Two newspaper reporters attended the session where McGuire was hired because a school board member, acting on his own, had called them to tell them about it.
As Freeman said, it is simple to follow the law. School board members should read it. The Open Meetings Law, posted at the website for the Committee on Open Government, is succinct and clearly written.
The neighboring school board in Voorheesville is conscientious about following the law. The last item for each meeting agenda posted by Voorheesville lists the eight grounds to go into a closed, executive session, with a blank space after each numeral.

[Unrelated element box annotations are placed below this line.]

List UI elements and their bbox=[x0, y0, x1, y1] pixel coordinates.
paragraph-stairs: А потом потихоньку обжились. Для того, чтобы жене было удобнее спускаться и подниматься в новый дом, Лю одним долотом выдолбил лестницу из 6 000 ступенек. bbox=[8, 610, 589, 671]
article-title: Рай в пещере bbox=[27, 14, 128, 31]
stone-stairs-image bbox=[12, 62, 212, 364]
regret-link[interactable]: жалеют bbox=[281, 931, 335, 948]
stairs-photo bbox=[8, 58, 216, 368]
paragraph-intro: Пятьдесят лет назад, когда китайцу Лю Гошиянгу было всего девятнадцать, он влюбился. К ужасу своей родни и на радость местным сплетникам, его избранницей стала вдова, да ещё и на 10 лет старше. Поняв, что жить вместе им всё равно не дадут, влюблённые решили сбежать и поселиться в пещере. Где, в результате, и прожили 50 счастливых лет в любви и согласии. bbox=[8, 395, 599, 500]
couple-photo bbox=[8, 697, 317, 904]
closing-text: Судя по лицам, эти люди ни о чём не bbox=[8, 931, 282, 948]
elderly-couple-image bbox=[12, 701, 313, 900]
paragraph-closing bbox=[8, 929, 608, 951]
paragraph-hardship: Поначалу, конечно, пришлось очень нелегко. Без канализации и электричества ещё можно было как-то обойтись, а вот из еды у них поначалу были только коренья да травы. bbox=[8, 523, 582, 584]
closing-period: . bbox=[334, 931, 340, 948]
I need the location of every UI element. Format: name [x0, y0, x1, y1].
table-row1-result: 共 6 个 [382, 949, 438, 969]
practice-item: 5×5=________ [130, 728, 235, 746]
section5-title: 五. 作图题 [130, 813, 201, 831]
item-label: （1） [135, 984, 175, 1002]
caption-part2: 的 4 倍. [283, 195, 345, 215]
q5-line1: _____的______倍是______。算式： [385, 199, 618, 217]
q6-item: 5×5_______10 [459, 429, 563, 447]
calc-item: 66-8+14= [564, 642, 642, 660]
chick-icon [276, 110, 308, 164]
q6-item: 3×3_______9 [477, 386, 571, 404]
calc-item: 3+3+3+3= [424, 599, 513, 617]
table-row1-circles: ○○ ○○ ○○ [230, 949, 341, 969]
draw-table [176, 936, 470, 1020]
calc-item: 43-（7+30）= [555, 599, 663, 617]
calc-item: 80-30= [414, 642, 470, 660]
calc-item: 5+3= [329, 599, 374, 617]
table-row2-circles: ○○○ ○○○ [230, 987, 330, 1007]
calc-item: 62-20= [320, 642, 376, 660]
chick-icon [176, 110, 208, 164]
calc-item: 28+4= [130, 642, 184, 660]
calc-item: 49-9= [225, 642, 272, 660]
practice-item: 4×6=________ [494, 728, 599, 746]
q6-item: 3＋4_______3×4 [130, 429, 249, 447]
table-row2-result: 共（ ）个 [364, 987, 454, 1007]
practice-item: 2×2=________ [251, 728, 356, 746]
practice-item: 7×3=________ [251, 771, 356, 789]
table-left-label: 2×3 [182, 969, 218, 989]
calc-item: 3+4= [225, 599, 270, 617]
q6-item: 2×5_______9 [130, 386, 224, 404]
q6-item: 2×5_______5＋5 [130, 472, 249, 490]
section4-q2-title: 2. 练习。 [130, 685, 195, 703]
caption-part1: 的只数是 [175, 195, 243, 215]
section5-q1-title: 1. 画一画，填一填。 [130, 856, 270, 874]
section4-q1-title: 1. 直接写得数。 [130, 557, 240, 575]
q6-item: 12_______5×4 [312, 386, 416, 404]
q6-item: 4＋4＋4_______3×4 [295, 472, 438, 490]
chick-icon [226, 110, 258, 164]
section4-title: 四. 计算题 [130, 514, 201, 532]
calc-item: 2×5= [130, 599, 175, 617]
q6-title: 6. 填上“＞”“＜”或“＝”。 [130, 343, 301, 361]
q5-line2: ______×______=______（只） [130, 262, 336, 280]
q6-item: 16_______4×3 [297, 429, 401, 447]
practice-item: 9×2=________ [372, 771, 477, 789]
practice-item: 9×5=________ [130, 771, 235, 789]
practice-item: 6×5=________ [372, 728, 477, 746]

This way, the school board can clearly indicate the legal reason for each matter it will discuss in closed session.
We’ll list the eight grounds here so that municipal and school board members are aware of them:
Matters which will imperil the public safety if disclosed;
Any matter which may disclose the identity of a law enforcement agent or informer;
Information relating to current or future investigation or prosecution of a criminal offense which would imperil effective law enforcement if disclosed;
Discussions regarding proposed, pending or current litigation;
Collective negotiations pursuant to Article 14 of the Civil Service Law;
The medical, financial, credit or employment history of a particular person or corporation, or matters leading to the appointment, employment, promotion, demotion, discipline, suspension, dismissal, or removal of a particular person or corporation;
The preparation, grading, or administration of examinations; and
The proposed acquisition, sale or lease of real property or the proposed acquisition of securities, or sale or exchange of securities held by such public body, but only when publicity would substantially affect the value thereof.
We expect our elected representatives to follow the law and deliberate in public. As the Open Meetings Law puts it: “It is the only climate under which the commonweal will prosper and enable the governmental process to operate for the benefit of those who created it.”